14/07/2026
Avigliana è stata ingannata. Siamo stati turlupinati: Avigliana non avrà il TAV ma avrà 10 anni di cantieri, non avrà una nuova linea sotterranea ma la vecchia, il NOTAV, con due muri che non conterranno se non in parte il rumore. E non solo, non si beccherà un euro di compensazioni ma quei fondi se li spartiranno gli altri comuni.
Gli amministratoti aviglianesi ci hanno mentito: hanno detto che le compensazioni per la TAV non sarebbero arrivate, che quelle di cui si parlava sarebbero state solo per la tratta internazionale.
Ci è stato spiegato che tutti i comuni della Valle erano compatti nel NO alla nuova Torino Lione, e che tutti avrebbero rifiutato come Avigliana qualunque compromesso, qualunque confronto.
Non era vero.
Mentivano: l'unico comune che rimarrà col cerino in mano è il Comune di Avigliana
Le compensazioni le prenderanno Salbertrand, Chiomonte, Meana Giaglione.
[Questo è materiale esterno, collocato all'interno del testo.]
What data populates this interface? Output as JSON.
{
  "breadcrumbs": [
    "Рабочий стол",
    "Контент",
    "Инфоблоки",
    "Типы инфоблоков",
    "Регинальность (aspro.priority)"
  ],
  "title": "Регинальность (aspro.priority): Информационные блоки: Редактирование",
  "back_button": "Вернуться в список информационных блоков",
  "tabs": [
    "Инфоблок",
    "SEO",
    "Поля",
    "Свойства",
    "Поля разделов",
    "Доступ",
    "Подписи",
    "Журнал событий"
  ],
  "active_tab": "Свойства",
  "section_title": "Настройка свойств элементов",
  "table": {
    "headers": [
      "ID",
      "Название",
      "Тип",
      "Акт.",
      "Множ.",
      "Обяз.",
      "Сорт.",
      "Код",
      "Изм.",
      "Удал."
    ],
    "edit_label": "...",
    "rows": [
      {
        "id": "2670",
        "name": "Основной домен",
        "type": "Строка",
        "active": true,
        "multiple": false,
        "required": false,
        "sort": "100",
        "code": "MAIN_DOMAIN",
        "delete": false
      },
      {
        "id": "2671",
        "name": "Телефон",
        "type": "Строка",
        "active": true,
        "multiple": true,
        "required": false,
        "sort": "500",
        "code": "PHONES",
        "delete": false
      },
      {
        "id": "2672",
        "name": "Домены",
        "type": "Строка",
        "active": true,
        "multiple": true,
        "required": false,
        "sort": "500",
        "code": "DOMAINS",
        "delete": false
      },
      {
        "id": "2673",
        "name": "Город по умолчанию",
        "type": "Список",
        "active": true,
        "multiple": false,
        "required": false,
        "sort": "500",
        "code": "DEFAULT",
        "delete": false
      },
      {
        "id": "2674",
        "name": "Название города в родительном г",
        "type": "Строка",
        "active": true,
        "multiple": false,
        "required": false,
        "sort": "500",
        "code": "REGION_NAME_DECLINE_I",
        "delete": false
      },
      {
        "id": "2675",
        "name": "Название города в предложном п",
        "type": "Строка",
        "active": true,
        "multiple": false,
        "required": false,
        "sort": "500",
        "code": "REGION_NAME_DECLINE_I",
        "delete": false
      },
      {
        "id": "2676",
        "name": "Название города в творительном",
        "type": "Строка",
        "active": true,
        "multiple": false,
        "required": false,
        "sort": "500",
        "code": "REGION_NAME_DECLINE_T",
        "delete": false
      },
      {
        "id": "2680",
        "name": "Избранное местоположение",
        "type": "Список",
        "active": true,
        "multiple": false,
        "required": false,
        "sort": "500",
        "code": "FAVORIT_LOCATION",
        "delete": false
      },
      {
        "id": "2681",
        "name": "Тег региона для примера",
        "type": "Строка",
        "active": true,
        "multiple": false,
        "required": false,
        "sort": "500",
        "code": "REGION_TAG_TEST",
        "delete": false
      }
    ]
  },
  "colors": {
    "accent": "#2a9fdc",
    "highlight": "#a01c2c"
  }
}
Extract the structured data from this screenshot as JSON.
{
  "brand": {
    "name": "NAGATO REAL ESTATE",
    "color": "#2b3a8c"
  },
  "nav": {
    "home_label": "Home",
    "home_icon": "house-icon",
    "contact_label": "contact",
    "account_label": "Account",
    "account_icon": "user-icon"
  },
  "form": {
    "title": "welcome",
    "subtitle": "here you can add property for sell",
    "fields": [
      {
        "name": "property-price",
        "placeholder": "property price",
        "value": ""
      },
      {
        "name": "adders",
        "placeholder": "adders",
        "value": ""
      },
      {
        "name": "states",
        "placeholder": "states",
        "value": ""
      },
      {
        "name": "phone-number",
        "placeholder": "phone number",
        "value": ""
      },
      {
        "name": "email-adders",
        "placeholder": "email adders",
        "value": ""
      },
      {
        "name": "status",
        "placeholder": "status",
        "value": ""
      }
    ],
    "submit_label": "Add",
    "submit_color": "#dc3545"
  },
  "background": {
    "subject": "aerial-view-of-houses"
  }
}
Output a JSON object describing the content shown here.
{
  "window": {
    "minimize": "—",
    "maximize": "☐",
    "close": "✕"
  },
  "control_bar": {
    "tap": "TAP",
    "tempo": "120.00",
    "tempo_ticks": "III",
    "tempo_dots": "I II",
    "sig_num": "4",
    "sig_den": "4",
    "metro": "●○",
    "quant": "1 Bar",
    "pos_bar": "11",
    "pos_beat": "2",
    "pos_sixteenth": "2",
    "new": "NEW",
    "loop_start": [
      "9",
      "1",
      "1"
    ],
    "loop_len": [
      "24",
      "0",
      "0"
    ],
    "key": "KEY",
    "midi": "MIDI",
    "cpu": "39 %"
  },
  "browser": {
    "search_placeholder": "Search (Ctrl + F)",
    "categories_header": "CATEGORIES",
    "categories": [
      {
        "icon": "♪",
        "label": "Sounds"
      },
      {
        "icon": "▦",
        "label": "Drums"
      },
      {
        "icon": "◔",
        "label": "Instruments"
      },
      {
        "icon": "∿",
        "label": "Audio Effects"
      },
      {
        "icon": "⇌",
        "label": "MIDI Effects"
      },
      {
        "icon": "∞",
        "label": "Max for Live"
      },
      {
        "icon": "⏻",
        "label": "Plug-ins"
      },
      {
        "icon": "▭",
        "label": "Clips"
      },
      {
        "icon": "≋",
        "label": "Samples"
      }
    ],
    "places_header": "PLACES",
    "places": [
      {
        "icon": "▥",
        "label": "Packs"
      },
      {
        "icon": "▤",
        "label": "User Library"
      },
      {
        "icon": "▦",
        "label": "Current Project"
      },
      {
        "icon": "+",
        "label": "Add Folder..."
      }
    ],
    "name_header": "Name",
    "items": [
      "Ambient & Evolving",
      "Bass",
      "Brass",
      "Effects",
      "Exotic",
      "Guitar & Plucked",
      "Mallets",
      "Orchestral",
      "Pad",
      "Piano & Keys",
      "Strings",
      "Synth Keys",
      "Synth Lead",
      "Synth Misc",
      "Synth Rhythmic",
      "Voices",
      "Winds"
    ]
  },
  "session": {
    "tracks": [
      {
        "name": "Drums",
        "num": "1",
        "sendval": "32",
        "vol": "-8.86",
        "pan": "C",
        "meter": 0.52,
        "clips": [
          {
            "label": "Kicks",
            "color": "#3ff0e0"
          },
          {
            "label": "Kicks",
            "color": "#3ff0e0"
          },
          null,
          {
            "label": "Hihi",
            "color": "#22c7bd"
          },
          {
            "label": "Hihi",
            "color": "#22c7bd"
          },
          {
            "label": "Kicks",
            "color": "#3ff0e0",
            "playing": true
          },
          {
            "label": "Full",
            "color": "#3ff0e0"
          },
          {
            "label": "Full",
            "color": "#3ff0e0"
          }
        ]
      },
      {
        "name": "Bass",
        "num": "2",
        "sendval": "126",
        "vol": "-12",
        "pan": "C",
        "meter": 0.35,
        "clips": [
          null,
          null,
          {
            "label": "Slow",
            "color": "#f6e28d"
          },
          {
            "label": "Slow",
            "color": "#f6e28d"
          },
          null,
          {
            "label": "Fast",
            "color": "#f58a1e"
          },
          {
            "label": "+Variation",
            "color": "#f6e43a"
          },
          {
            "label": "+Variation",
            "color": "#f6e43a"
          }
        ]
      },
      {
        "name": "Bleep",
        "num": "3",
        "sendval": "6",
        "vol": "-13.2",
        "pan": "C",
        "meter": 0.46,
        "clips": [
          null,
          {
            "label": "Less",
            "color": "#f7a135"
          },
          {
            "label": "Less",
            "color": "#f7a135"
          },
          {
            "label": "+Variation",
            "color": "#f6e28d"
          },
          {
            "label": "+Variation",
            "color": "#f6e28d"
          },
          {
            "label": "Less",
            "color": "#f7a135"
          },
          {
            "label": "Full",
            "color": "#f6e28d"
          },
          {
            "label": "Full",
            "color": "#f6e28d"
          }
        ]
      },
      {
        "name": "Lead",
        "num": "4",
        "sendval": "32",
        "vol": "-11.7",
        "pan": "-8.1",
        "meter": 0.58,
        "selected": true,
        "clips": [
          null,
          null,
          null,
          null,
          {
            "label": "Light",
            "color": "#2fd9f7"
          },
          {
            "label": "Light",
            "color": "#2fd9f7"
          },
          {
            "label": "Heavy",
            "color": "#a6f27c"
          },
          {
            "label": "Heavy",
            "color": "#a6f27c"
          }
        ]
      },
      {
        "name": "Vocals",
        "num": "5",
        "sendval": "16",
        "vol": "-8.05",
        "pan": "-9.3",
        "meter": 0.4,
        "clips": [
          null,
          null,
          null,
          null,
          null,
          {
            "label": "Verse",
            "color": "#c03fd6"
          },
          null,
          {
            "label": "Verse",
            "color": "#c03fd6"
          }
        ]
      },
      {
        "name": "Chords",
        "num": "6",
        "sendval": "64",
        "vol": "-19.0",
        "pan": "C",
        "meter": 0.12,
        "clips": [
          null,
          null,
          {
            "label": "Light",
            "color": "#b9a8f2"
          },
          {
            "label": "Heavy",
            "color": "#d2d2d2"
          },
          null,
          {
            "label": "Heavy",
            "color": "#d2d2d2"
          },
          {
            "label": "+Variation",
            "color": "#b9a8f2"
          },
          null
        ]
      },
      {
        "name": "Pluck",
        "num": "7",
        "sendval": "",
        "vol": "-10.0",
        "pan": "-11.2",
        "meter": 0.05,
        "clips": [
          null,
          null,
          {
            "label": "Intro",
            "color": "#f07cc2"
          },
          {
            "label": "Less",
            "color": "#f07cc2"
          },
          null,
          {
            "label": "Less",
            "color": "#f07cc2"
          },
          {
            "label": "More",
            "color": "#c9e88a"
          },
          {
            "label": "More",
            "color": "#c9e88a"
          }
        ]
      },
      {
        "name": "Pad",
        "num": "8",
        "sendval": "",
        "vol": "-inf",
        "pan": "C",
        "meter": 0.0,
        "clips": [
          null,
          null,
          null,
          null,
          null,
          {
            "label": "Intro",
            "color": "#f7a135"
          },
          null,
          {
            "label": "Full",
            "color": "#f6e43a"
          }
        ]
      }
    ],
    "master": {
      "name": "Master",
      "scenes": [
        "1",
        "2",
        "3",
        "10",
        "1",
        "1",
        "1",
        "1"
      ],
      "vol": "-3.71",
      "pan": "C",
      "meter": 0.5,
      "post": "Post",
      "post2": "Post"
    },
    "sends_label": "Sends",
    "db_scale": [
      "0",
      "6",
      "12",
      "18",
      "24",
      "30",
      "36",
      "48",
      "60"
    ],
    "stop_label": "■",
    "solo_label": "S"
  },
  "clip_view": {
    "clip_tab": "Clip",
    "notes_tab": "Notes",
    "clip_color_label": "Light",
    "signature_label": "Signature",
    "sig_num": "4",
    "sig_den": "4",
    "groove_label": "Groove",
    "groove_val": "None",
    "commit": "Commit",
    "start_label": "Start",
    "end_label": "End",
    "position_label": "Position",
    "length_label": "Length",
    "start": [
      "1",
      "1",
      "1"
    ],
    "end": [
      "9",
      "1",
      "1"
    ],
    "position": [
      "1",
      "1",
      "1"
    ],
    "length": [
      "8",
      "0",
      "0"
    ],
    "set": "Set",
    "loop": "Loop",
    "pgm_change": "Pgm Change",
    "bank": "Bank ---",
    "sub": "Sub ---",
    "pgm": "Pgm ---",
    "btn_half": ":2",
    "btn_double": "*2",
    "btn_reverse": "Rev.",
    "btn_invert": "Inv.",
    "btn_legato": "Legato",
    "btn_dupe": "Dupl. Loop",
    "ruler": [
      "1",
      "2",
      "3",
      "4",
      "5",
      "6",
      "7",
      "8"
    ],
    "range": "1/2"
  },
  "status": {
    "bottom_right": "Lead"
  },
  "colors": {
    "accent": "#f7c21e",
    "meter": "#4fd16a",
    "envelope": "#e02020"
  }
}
Susa, e Torazza Piemonte ma anche Bussoleno, Mattie, Chianocco e Buttigliera Alta.
Proprio i comuni le cui amministrazioni in questi anni sono state le più intransigenti NOTAV.
Che fine ha fatto il "fronte degli amministratori NOTAV"? E perché l'Unione Montana Valle Susa, di cui è vicepresidente il sindaco di Avigliana Andrea Archinà, approva un documento che respinge il progetto e qualunque vera interlocuzione se poi i suoi aderenti trattano le compensazioni singolarmente?
A cosa serve quel fronte? Quell'Unione?
Susa avrà la stazione internazionale, gli altri comuni opere e soldi.
Buttigliera Alta avrà la nuova ferrovia sottoterra e la vecchia trasformata in metropolitana con tanto di agognata stazione.
E Avigliana? Nulla, perderemo anche la stazione come preannunciato da una associazione, legata all'amministrazione e convenzionata con il comune, che ha scelto la solita affissione abusiva per dirci che la stazione di Avigliana verrà abbattuta.
Le verità più scomode qui si annunciano così.
Cornuti e mazziati.
Mi auguro che il sindaco di Avigliana in un rigurgito d'orgoglio si dimetta dall'Unione Montana Valle Susa e ne chieda lo scioglimento per poi incatenarsi per chiedere che il TAV prosegua per qualche centinaio di metri interrato fino a monte della nostra città salvandola da uno sfregio altrimenti irreparabile.